Рукава жакета у меня пропитались кровью. Я смутно подумала,
что лучше было бы надеть черное. На нем не так выступает кровь. Голова
кружилась, в ушах звенело. Надо бы остановить кровопотерю, пока не начало тошнить.
Ничего нет хуже тошноты от потери крови. Двигаться невозможно от слабости, а
хочется, невыносимо хочется вывернуть содержимое желудка на пол. Страх
постепенно сменялся легким, почти сверкающим ощущением, будто мир заволакивало
туманом.
Я была опасно близка к обмороку. Хватит с меня этих шипов, Я
попыталась сказать "хватит", но звука не получилось. Я
сосредоточилась, пыталась заставить губы двигаться, и они двинулись, образовали
слово, но звука не было.
Потом звук появился, но это не был мой голос. Лианы зашипели
и зашевелились над головой. Я посмотрела вверх – голова беспомощно откинулась.

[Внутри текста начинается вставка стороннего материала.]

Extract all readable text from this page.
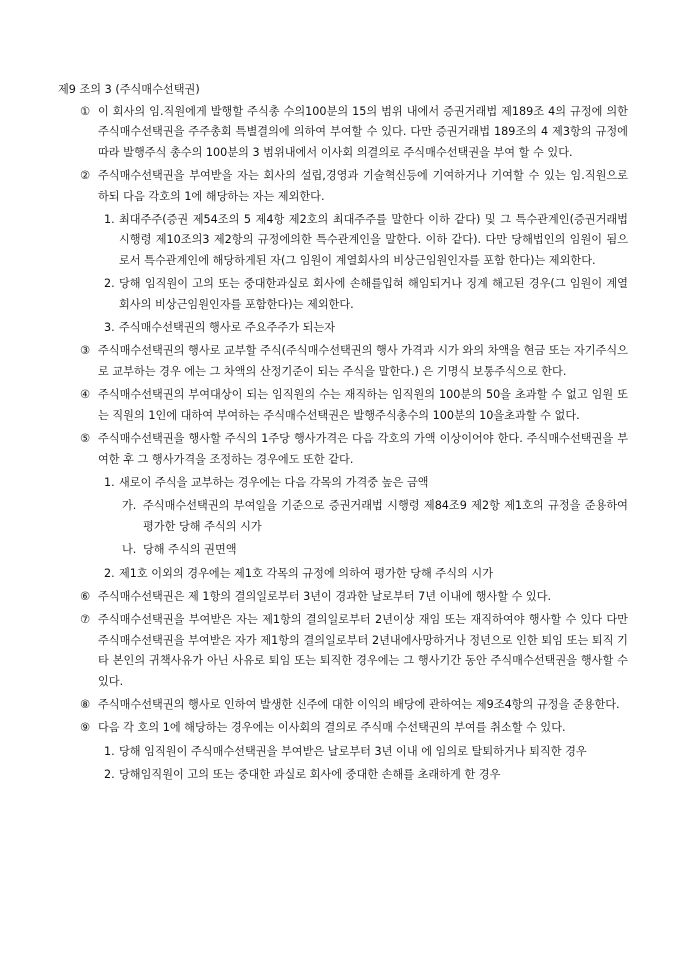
제9 조의 3 (주식매수선택권)
① 이 회사의 임.직원에게 발행할 주식총 수의100분의 15의 범위 내에서 증권거래법 제189조 4의 규정에 의한 주식매수선택권을 주주총회 특별결의에 의하여 부여할 수 있다. 다만 증권거래법 189조의 4 제3항의 규정에 따라 발행주식 총수의 100분의 3 범위내에서 이사회 의결의로 주식매수선택권을 부여 할 수 있다.
② 주식매수선택권을 부여받을 자는 회사의 설립,경영과 기술혁신등에 기여하거나 기여할 수 있는 임.직원으로 하되 다음 각호의 1에 해당하는 자는 제외한다.
1. 최대주주(증권 제54조의 5 제4항 제2호의 최대주주를 말한다 이하 같다) 및 그 특수관계인(증권거래법 시행령 제10조의3 제2항의 규정에의한 특수관계인을 말한다. 이하 같다). 다만 당해법인의 임원이 됨으로서 특수관계인에 해당하게된 자(그 임원이 계열회사의 비상근임원인자를 포함 한다)는 제외한다.
2. 당해 임직원이 고의 또는 중대한과실로 회사에 손해를입혀 해임되거나 징계 해고된 경우(그 임원이 계열회사의 비상근임원인자를 포함한다)는 제외한다.
3. 주식매수선택권의 행사로 주요주주가 되는자
③ 주식매수선택권의 행사로 교부할 주식(주식매수선택권의 행사 가격과 시가 와의 차액을 현금 또는 자기주식으로 교부하는 경우 에는 그 차액의 산정기준이 되는 주식을 말한다.) 은 기명식 보통주식으로 한다.
④ 주식매수선택권의 부여대상이 되는 임직원의 수는 재직하는 임직원의 100분의 50을 초과할 수 없고 임원 또는 직원의 1인에 대하여 부여하는 주식매수선택권은 발행주식총수의 100분의 10을초과할 수 없다.
⑤ 주식매수선택권을 행사할 주식의 1주당 행사가격은 다음 각호의 가액 이상이어야 한다. 주식매수선택권을 부여한 후 그 행사가격을 조정하는 경우에도 또한 같다.
1. 새로이 주식을 교부하는 경우에는 다음 각목의 가격중 높은 금액
가. 주식매수선택권의 부여일을 기준으로 증권거래법 시행령 제84조9 제2항 제1호의 규정을 준용하여 평가한 당해 주식의 시가
나. 당해 주식의 권면액
2. 제1호 이외의 경우에는 제1호 각목의 규정에 의하여 평가한 당해 주식의 시가
⑥ 주식매수선택권은 제 1항의 결의일로부터 3년이 경과한 날로부터 7년 이내에 행사할 수 있다.
⑦ 주식매수선택권을 부여받은 자는 제1항의 결의일로부터 2년이상 재임 또는 재직하여야 행사할 수 있다 다만 주식매수선택권을 부여받은 자가 제1항의 결의일로부터 2년내에사망하거나 정년으로 인한 퇴임 또는 퇴직 기타 본인의 귀책사유가 아닌 사유로 퇴임 또는 퇴직한 경우에는 그 행사기간 동안 주식매수선택권을 행사할 수 있다.
⑧ 주식매수선택권의 행사로 인하여 발생한 신주에 대한 이익의 배당에 관하여는 제9조4항의 규정을 준용한다.
⑨ 다음 각 호의 1에 해당하는 경우에는 이사회의 결의로 주식매 수선택권의 부여를 취소할 수 있다.
1. 당해 임직원이 주식매수선택권을 부여받은 날로부터 3년 이내 에 임의로 탈퇴하거나 퇴직한 경우
2. 당해임직원이 고의 또는 중대한 과실로 회사에 중대한 손해를 초래하게 한 경우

Лианы клубились надо мной черным морем веревок. Колючки вокруг запястий с
резким шипением потянулись вверх. Только руки Галена удержали меня, не дали
втянуть в гнездо шипов. Лианы тянули, Гален держал, кровь текла из запястий.
Я завопила. Вопила единственное слово:
– Хватит!
Лианы затряслись, затрепетали у меня на коже. Вдруг комнату
заполнили падающие листья. Сухой коричневый снег полетел по воздуху. Послышался
резкий острый запах, как от осенней листвы, а под ним, второй волной, густой
аромат сырой земли.
Шипы опустили меня на землю. Гален взял меня на руки,
принял, когда лианы медленно опустили меня. И руки Галена, и лианы были странно
нежны, если могут быть нежными зубы, пытающиеся отгрызть тебе руку.
Удар о стену распахнувшейся двери был для меня первым
признаком, что розы отодвинулись от дверей.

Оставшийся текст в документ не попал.